Holidays with a Southern Exposure
The essay below is reprinted with permission from
Limitless Magazine, November 2020 (https://issuu.com/lakenormancurrents/docs/limitless_1120?fr=sZTNiYzczNDQ)
My wife and I took a different route to the Charlotte area than most inhabitants of the queendom. We didn’t flow in a torrent downward; we trickled up, a state at a time, from our family homes in south Alabama. My wife and I were born, bred, raised, and remain influenced by South Alabama more than any other single place in our lives. To us, the Holiday Season begins with Thanksgiving—my personal favorite—and carries over to college bowl season, Christmas, and New Year’s Day..
These days in our 55+ community of Bailey’s Glen, the holiday season means decorating! People will decorate anything that sits still. Mailboxes, sidewalks, the grass on the opposite side of alleys, porches, cars, front doors, and dogs. Thankfully (from my perspective at least), at our house, we tend to bring out family trinkets and heirlooms— although they tend to fall more in the novelty than the heirloom category—after Thanksgiving—unless Thanksgiving falls late in November.

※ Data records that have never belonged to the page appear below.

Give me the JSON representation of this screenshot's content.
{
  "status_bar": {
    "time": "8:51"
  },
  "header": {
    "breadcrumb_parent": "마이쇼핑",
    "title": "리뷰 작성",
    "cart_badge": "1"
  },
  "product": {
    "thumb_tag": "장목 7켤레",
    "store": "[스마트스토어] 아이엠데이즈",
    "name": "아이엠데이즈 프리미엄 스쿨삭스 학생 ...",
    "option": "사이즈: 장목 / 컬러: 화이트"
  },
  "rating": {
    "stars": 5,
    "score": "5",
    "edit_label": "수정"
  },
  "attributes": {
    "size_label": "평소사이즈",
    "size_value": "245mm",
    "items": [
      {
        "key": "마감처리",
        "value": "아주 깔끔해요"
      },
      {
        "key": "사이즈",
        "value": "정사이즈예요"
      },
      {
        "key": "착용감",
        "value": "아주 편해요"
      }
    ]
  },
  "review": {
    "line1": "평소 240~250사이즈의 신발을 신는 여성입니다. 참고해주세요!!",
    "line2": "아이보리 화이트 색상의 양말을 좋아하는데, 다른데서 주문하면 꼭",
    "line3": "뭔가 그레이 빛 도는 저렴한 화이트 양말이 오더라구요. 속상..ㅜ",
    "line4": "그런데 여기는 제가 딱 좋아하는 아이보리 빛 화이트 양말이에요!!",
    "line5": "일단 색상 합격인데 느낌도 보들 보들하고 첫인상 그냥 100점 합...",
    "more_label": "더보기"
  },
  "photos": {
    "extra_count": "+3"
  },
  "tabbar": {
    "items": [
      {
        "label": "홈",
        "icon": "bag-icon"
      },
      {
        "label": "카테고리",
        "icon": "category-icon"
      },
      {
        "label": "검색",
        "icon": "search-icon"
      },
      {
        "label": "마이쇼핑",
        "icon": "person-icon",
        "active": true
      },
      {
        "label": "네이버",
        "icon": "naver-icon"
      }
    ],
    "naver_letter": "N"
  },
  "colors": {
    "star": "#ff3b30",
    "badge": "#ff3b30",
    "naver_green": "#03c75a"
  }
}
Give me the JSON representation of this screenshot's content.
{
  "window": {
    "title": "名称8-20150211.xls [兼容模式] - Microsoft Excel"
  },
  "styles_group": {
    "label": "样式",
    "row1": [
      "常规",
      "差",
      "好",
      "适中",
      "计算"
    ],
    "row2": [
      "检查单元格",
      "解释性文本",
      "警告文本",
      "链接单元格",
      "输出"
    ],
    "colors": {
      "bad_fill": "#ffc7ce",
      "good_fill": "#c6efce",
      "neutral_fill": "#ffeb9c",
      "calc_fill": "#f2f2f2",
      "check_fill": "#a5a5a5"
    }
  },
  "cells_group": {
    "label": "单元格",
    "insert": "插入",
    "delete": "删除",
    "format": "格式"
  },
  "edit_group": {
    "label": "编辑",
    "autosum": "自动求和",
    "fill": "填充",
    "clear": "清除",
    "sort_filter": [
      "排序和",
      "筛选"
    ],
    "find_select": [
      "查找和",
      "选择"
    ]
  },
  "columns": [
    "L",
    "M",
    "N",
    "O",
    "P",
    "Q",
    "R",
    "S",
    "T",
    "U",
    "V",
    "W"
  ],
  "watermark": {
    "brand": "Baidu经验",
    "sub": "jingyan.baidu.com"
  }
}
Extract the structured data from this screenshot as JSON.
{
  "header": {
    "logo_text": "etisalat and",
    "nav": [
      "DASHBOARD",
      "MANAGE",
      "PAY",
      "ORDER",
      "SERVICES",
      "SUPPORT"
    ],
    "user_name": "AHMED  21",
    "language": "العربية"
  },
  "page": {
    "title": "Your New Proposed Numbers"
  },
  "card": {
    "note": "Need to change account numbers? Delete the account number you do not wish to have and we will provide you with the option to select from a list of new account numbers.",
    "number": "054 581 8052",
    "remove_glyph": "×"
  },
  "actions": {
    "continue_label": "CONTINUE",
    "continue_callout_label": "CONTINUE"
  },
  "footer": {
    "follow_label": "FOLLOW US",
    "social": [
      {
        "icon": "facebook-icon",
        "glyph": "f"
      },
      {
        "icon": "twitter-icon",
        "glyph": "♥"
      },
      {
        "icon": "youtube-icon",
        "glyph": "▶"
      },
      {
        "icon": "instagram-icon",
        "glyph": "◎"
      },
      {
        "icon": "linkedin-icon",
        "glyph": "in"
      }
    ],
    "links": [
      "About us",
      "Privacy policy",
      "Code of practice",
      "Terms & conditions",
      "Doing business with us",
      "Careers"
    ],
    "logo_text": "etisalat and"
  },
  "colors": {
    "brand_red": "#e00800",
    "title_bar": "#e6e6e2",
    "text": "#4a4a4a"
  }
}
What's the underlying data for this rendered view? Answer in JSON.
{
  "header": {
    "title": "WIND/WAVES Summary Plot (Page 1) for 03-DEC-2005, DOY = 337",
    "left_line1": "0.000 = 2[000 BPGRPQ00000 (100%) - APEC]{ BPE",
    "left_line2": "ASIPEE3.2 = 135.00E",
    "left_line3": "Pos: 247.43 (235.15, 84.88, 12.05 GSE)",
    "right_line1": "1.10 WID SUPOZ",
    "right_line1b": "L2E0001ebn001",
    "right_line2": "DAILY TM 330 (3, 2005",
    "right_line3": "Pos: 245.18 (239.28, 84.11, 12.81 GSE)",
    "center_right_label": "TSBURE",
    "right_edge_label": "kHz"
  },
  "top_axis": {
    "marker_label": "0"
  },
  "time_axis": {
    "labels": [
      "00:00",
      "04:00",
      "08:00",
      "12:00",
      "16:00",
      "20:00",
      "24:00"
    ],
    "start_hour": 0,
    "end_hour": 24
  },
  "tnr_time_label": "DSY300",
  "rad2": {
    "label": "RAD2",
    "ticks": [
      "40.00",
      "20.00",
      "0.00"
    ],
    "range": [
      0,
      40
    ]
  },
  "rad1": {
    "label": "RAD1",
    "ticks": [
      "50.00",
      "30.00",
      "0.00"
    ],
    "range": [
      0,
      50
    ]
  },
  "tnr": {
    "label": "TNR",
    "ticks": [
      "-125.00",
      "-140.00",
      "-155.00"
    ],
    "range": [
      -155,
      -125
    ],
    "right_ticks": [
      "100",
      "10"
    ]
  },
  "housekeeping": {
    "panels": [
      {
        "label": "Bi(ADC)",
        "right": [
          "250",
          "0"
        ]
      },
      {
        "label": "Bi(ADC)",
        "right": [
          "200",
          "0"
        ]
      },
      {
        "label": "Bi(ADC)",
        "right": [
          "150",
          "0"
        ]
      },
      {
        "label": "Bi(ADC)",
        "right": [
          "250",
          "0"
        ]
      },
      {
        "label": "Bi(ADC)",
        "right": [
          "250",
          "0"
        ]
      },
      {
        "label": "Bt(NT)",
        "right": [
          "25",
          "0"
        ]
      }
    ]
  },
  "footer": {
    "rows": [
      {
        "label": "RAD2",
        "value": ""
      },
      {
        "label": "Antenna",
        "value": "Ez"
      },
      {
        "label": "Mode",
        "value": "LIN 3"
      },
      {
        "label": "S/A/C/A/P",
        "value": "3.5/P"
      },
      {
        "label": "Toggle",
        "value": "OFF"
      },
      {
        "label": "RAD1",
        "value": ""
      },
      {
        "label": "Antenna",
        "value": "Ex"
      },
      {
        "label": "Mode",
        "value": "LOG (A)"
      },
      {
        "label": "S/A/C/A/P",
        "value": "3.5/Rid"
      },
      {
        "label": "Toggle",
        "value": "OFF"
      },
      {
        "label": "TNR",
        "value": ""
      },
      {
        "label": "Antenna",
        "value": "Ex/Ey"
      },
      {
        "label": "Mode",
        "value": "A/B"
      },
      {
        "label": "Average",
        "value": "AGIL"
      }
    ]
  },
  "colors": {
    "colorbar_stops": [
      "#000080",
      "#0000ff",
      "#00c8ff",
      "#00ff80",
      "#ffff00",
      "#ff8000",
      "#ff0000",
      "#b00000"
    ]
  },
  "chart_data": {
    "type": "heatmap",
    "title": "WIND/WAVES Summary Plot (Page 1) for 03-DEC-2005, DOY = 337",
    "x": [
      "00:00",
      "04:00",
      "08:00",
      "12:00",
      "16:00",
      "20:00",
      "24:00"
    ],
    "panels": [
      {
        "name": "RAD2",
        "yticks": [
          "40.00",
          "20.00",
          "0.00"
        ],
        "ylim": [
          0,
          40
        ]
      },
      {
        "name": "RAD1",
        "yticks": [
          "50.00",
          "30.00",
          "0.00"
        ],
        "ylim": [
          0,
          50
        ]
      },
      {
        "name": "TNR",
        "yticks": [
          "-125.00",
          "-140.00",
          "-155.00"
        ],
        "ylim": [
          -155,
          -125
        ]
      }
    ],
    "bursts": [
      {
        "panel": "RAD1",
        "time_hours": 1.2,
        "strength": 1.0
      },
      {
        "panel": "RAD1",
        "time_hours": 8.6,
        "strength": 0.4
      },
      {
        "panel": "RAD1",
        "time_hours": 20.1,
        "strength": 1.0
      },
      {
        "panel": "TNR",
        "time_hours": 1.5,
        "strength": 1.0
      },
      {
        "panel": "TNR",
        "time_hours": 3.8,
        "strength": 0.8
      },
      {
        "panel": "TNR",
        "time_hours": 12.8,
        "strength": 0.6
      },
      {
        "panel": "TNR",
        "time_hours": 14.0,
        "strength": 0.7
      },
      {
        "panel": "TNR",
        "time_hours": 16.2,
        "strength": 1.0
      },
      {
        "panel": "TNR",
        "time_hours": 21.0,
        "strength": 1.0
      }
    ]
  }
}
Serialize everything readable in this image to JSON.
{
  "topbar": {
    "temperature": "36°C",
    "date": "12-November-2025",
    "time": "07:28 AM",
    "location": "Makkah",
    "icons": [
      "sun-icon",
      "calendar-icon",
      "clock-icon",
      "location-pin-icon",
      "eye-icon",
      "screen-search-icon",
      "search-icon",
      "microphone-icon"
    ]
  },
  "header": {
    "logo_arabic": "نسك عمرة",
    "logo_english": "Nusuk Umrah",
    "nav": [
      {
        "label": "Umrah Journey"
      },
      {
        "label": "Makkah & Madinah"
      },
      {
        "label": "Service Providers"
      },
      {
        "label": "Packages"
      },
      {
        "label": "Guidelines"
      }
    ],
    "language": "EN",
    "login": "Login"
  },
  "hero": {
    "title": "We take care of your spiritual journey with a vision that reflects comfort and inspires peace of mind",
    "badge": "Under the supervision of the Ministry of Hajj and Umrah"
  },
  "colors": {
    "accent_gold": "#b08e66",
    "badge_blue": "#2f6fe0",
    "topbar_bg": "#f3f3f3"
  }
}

I do worry about some husbands in our community. Because if they do not sniff out the early signs of impending décormania and make themselves scarce, they will lose points from their Man Cards for unintended decorating. Worst of all, no beer and brats. My male friends might as well watch HGTV on those new 80-inch Ultra HD televisions they purchased as early Christmas presents just for watching sports.
Growing up in rural southwest Alabama, we were country people. And, Thanksgiving, Christmas, and New Year’s mornings—typically humid, warm, and sticky—were for rabbit hunting with our beagles and coming home to the smell of turkey or ham on the dinner or supper table.
About two weeks before Christmas, we boys were sent into the woods to cut our Christmas tree. When we were dispatched to chop down the perfect cedar or pine tree—and one year a holly—we were sent out with a shotgun. Rattlesnakes like to come out on those warm December days, too.
Growing up, gift-giving—not gifting—at our house almost always had an outdoor theme. Maybe hunting. Maybe fishing. I particularly remember the Christmas of 1956. It was the first time I heard of LL Bean. My older brother Bill, my Daddy, and I each got a pair of LL Bean Boots. You know the ones—with the rubber footbed and the leather uppers? They were some fine hunting boots, and the only thing we got, or wanted, for Christmas that year.
Come to think of it, I think I might still have those boots way back behind the Christmas decorations in the garage. Probably not.
Just the thought of those boots lingers fondly in my memory nearly seven decades gone by. Of all the Christmas memories, why that one? Because whenever we laced up those Bean Boots, that simple act, years removed from 1956, always brought our family together again for another holiday morning rabbit hunt.